We assessed the association between the dietary inflammatory index (DII) and the development of metabolic syndrome in the elderly over 55 years in Northern China. The data of 1936 Chinese adults aged 55 years and over from a community-based neurological disease cohort study from 2018 to 2019 were analysed. Multiple logistic regression and restricted cubic splines regression were used for analysis, and social demographics, lifestyle and health-related factors were adjusted. In the fully adjusted model, the risk of metabolic syndrome increased by 1·28-fold in people with a pro-inflammatory diet. When we divide the metabolic syndrome by its components, high pro-inflammatory diet and hyperglycaemia, TAG, hypertension and abdominal obesity, we failed to observe a significant association between a high pro-inflammatory diet and HDL-cholesterol.

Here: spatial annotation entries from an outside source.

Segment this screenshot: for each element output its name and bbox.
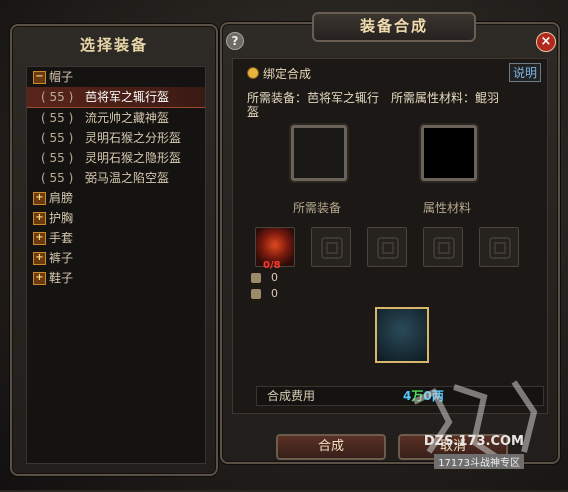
equipment-item-selected[interactable]: ( 55 ) 芭将军之辄行盔 xyxy=(27,87,205,108)
expand-icon[interactable]: + xyxy=(33,232,46,245)
item-name: 灵明石猴之分形盔 xyxy=(85,131,182,145)
equipment-tree: − 帽子 ( 55 ) 芭将军之辄行盔 ( 55 ) 流元帅之藏神盔 ( 55 ) 灵… xyxy=(26,66,206,464)
material-slot-empty[interactable] xyxy=(479,227,519,267)
material-slot-empty[interactable] xyxy=(367,227,407,267)
category-label: 肩膀 xyxy=(49,191,74,205)
knot-icon xyxy=(494,242,506,254)
equipment-item[interactable]: ( 55 ) 灵明石猴之分形盔 xyxy=(27,128,205,148)
material-slot-empty[interactable] xyxy=(423,227,463,267)
category-pants[interactable]: + 裤子 xyxy=(27,248,205,268)
required-equipment-slot-label: 所需装备 xyxy=(292,201,341,215)
knot-icon xyxy=(326,242,338,254)
watermark-logo-mark xyxy=(412,380,538,465)
category-label: 帽子 xyxy=(49,70,74,84)
item-name: 芭将军之辄行盔 xyxy=(85,90,170,104)
required-equipment-label: 所需装备：芭将军之辄行 xyxy=(247,91,380,105)
item-name: 灵明石猴之隐形盔 xyxy=(85,151,182,165)
required-equipment-slot[interactable] xyxy=(291,125,347,181)
close-icon[interactable]: × xyxy=(536,32,556,52)
category-shoulder[interactable]: + 肩膀 xyxy=(27,188,205,208)
explain-link[interactable]: 说明 xyxy=(508,63,541,82)
material-slot-empty[interactable] xyxy=(311,227,351,267)
item-level: ( 55 ) xyxy=(41,111,74,125)
synthesized-helmet-icon[interactable] xyxy=(375,307,429,363)
material-slot-filled[interactable]: 0/8 xyxy=(255,227,295,271)
resource-value-2: 0 xyxy=(271,287,278,300)
expand-icon[interactable]: + xyxy=(33,272,46,285)
item-level: ( 55 ) xyxy=(41,151,74,165)
equipment-item[interactable]: ( 55 ) 灵明石猴之隐形盔 xyxy=(27,148,205,168)
collapse-icon[interactable]: − xyxy=(33,71,46,84)
expand-icon[interactable]: + xyxy=(33,192,46,205)
item-name: 弼马温之陷空盔 xyxy=(85,171,170,185)
category-label: 护胸 xyxy=(49,211,74,225)
craft-button[interactable]: 合成 xyxy=(276,434,386,460)
synthesis-content: 绑定合成 说明 所需装备：芭将军之辄行 盔 所需属性材料：鲲羽 所需装备 属性材… xyxy=(232,58,548,414)
attribute-material-slot[interactable] xyxy=(421,125,477,181)
category-shoes[interactable]: + 鞋子 xyxy=(27,268,205,288)
watermark-subtitle: 17173斗战神专区 xyxy=(434,454,524,469)
expand-icon[interactable]: + xyxy=(33,212,46,225)
select-equipment-title: 选择装备 xyxy=(79,36,148,54)
knot-icon xyxy=(438,242,450,254)
resource-value-1: 0 xyxy=(271,271,278,284)
site-watermark: DZS.173.COM 17173斗战神专区 xyxy=(394,372,564,488)
material-count: 0/8 xyxy=(263,260,281,271)
panel-title: 装备合成 xyxy=(312,12,476,42)
item-name: 流元帅之藏神盔 xyxy=(85,111,170,125)
expand-icon[interactable]: + xyxy=(33,252,46,265)
radio-icon[interactable] xyxy=(247,67,259,79)
required-material-label: 所需属性材料：鲲羽 xyxy=(391,91,500,105)
resource-icon xyxy=(251,273,261,283)
item-level: ( 55 ) xyxy=(41,171,74,185)
cost-label: 合成费用 xyxy=(267,389,316,403)
equipment-item[interactable]: ( 55 ) 弼马温之陷空盔 xyxy=(27,168,205,188)
resource-icon xyxy=(251,289,261,299)
item-level: ( 55 ) xyxy=(41,90,74,104)
required-equipment-text: 所需装备：芭将军之辄行 盔 xyxy=(247,91,379,119)
category-chest[interactable]: + 护胸 xyxy=(27,208,205,228)
item-level: ( 55 ) xyxy=(41,131,74,145)
category-label: 裤子 xyxy=(49,251,74,265)
required-equipment-wrap: 盔 xyxy=(247,105,260,119)
knot-icon xyxy=(382,242,394,254)
watermark-site: DZS.173.COM xyxy=(423,434,524,449)
equipment-item[interactable]: ( 55 ) 流元帅之藏神盔 xyxy=(27,108,205,128)
category-gloves[interactable]: + 手套 xyxy=(27,228,205,248)
category-label: 手套 xyxy=(49,231,74,245)
bind-synthesis-label: 绑定合成 xyxy=(263,67,312,81)
help-icon[interactable]: ? xyxy=(226,32,244,50)
bind-synthesis-option[interactable]: 绑定合成 xyxy=(247,65,311,82)
category-label: 鞋子 xyxy=(49,271,74,285)
category-hat[interactable]: − 帽子 xyxy=(27,67,205,87)
select-equipment-panel: 选择装备 − 帽子 ( 55 ) 芭将军之辄行盔 ( 55 ) 流元帅之藏神盔 ( … xyxy=(10,24,218,476)
attribute-material-slot-label: 属性材料 xyxy=(422,201,471,215)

However, these associations are moving in the expected direction. At the same time, the results of BMI subgroup analysis showed that with the increase of DII, obese people are at increased risk of metabolic syndrome, hyperglycaemia, high TAG, hypertension and abdominal obesity. Also in overweight people, the increase in DII is accompanied by an increased risk of hyperglycaemia and abdominal obesity. Higher inflammatory diet is related to metabolic syndrome, hypertension, hyperglycaemia, abdominal obesity and hypertriglyceridaemia. Further research is needed to confirm the role of inflammation and diet in the development of metabolic syndrome; however, it is desirable to reduce the dietary components associated with inflammation.